Les cris, les vœux, les hurrahs fous et les délires
Que, sans un mot, ni sans même un geste, dispense
À tous, son immobile et suprême présence.
Il a maté les rois et vaincu les empires,

Il a cassé les dents au peuple et maintenant
Qu’il vit unique en la splendeur blanche, son cœur
D’être à tel point désert et solitaire, a peur.
Les feux ne sont point seuls, là-haut, au firmament.


Hommes, femmes, amis, enfants, dès qu’il les aime
Malgré sa volonté, lui deviennent esclaves ;
Il pétrifie en eux l’amour, comme les laves
D’un mont torride et fou brûlent un pays blême.

Il est monté si haut que nul ne l’a suivi.
En vain, il cherche un Dieu : son cœur ne le sent pas,
Sa volonté s’égare — et son désir est las
Et son orgueil est fatigué d’être assouvi.

Lui-même est devenu son négateur. Sa flamme
Sombre brûle le bloc en or de sa puissance,
Grâce à cette âcre et trépidante jouissance,
Qu’il goûte à blasphémer ce que le monde acclame.

Il vit pourtant sans rien montrer de son effroi ;
Muet comme un palais gardé par des soldats,
Où seul s’entend toujours, veillant et lourd, le pas
De celui-là dont le pennon claque au beffroi.

Il reste à tous sacré. Une force divine
Semble muscler de bonheur vierge et clair, sa force ;
Il est tragique et clos comme l’arbre sous l’écorce
Et rien ne s’aperçoit et rien ne se devine.


Mais la clarté du ciel sait bien qu’il est allé
Souvent, loin des cités, en plein pays de bois,
Près d’un marais mortel couleur d’encre et de poix,
Dont le sol noir de moisissure est tavelé,

Chérir éperdument la vie orde et bannie,
La vie humble et proscrite, en des exils si tristes,
Que seuls, le houx, l’ortie et les ronces persistent
À croître, en de tels lieux de lèpre et de sanie.

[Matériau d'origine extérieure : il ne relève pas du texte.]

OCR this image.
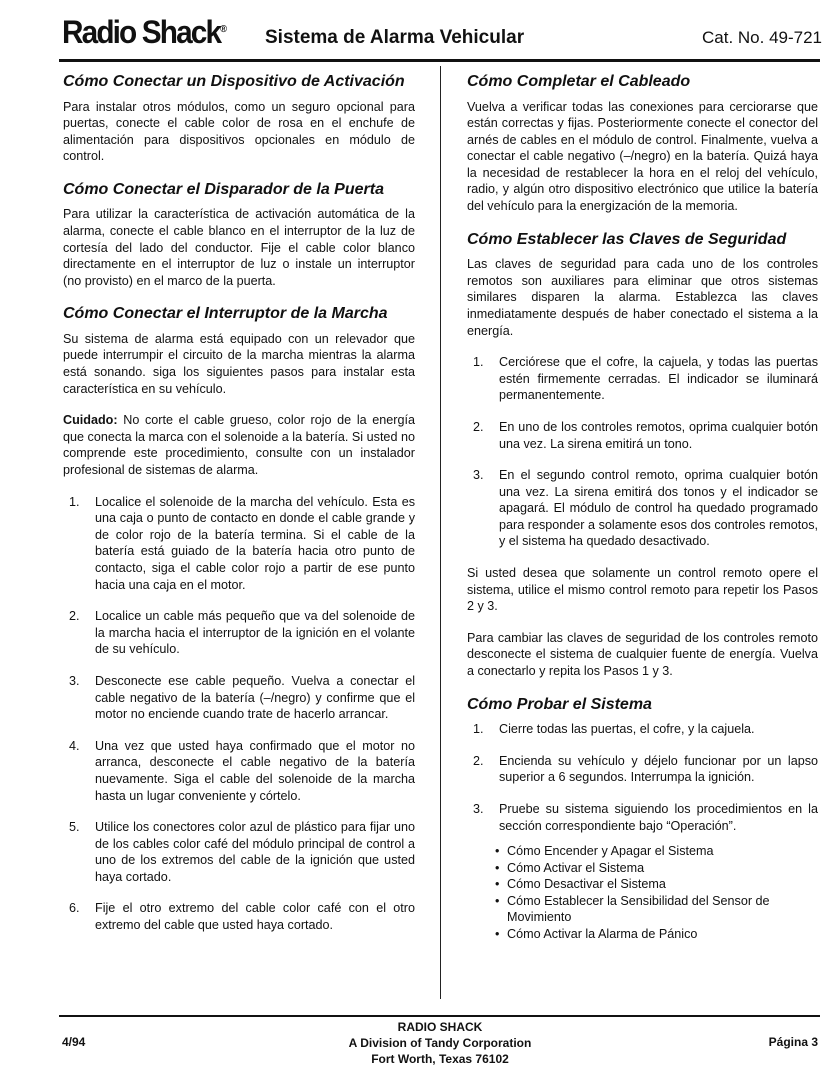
Radio Shack® Sistema de Alarma Vehicular	Cat. No. 49-721
Cómo Conectar un Dispositivo de Activación

Para instalar otros módulos, como un seguro opcional para puertas, conecte el cable color de rosa en el enchufe de alimentación para dispositivos opcionales en módulo de control.

Cómo Conectar el Disparador de la Puerta

Para utilizar la característica de activación automática de la alarma, conecte el cable blanco en el interruptor de la luz de cortesía del lado del conductor. Fije el cable color blanco directamente en el interruptor de luz o instale un interruptor (no provisto) en el marco de la puerta.

Cómo Conectar el Interruptor de la Marcha

Su sistema de alarma está equipado con un relevador que puede interrumpir el circuito de la marcha mientras la alarma está sonando. siga los siguientes pasos para instalar esta característica en su vehículo.

Cuidado: No corte el cable grueso, color rojo de la energía que conecta la marca con el solenoide a la batería. Si usted no comprende este procedimiento, consulte con un instalador profesional de sistemas de alarma.

1. Localice el solenoide de la marcha del vehículo. Esta es una caja o punto de contacto en donde el cable grande y de color rojo de la batería termina. Si el cable de la batería está guiado de la batería hacia otro punto de contacto, siga el cable color rojo a partir de ese punto hacia una caja en el motor.
2. Localice un cable más pequeño que va del solenoide de la marcha hacia el interruptor de la ignición en el volante de su vehículo.
3. Desconecte ese cable pequeño. Vuelva a conectar el cable negativo de la batería (–/negro) y confirme que el motor no enciende cuando trate de hacerlo arrancar.
4. Una vez que usted haya confirmado que el motor no arranca, desconecte el cable negativo de la batería nuevamente. Siga el cable del solenoide de la marcha hasta un lugar conveniente y córtelo.
5. Utilice los conectores color azul de plástico para fijar uno de los cables color café del módulo principal de control a uno de los extremos del cable de la ignición que usted haya cortado.
6. Fije el otro extremo del cable color café con el otro extremo del cable que usted haya cortado.
Cómo Completar el Cableado

Vuelva a verificar todas las conexiones para cerciorarse que están correctas y fijas. Posteriormente conecte el conector del arnés de cables en el módulo de control. Finalmente, vuelva a conectar el cable negativo (–/negro) en la batería. Quizá haya la necesidad de restablecer la hora en el reloj del vehículo, radio, y algún otro dispositivo electrónico que utilice la batería del vehículo para la energización de la memoria.

Cómo Establecer las Claves de Seguridad

Las claves de seguridad para cada uno de los controles remotos son auxiliares para eliminar que otros sistemas similares disparen la alarma. Establezca las claves inmediatamente después de haber conectado el sistema a la energía.

1. Cerciórese que el cofre, la cajuela, y todas las puertas estén firmemente cerradas. El indicador se iluminará permanentemente.
2. En uno de los controles remotos, oprima cualquier botón una vez. La sirena emitirá un tono.
3. En el segundo control remoto, oprima cualquier botón una vez. La sirena emitirá dos tonos y el indicador se apagará. El módulo de control ha quedado programado para responder a solamente esos dos controles remotos, y el sistema ha quedado desactivado.

Si usted desea que solamente un control remoto opere el sistema, utilice el mismo control remoto para repetir los Pasos 2 y 3.

Para cambiar las claves de seguridad de los controles remoto desconecte el sistema de cualquier fuente de energía. Vuelva a conectarlo y repita los Pasos 1 y 3.

Cómo Probar el Sistema
1. Cierre todas las puertas, el cofre, y la cajuela.
2. Encienda su vehículo y déjelo funcionar por un lapso superior a 6 segundos. Interrumpa la ignición.
3. Pruebe su sistema siguiendo los procedimientos en la sección correspondiente bajo “Operación”.
• Cómo Encender y Apagar el Sistema
• Cómo Activar el Sistema
• Cómo Desactivar el Sistema
• Cómo Establecer la Sensibilidad del Sensor de Movimiento
• Cómo Activar la Alarma de Pánico
4/94
RADIO SHACK
A Division of Tandy Corporation
Fort Worth, Texas 76102
Página 3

Qu’il y vécut d’une existence ardente, seul ;
Le cœur penché vers l’ombre et la pitié, le cœur
Fervent, le cœur enfin sauvé par la douceur
D’avoir à soi ces fleurs de mort et de linceul,

De les aimer et de se croire aimé par elles ;
Avec leurs dents, leurs dards et leur fureur tactile,
De les serrer sur soi comme un cilice hostile,
Dont on savoure enfin les morsures cruelles,

Si bien qu’en ce jour même, où l’ombre et le soleil
Versent la pourpre et l’or sur la ville qui luit
Et la fête qui chante et qui gonfle son bruit,
S’il rayonne, le torse droit, le front vermeil,


C’est que son corps est assailli de baisers rouges
Qui, dans l’abaissement de tous devant sa face,
Le font aimer, brûler, souffrir et crier grâce
Au torturant contact des épines qui bougent.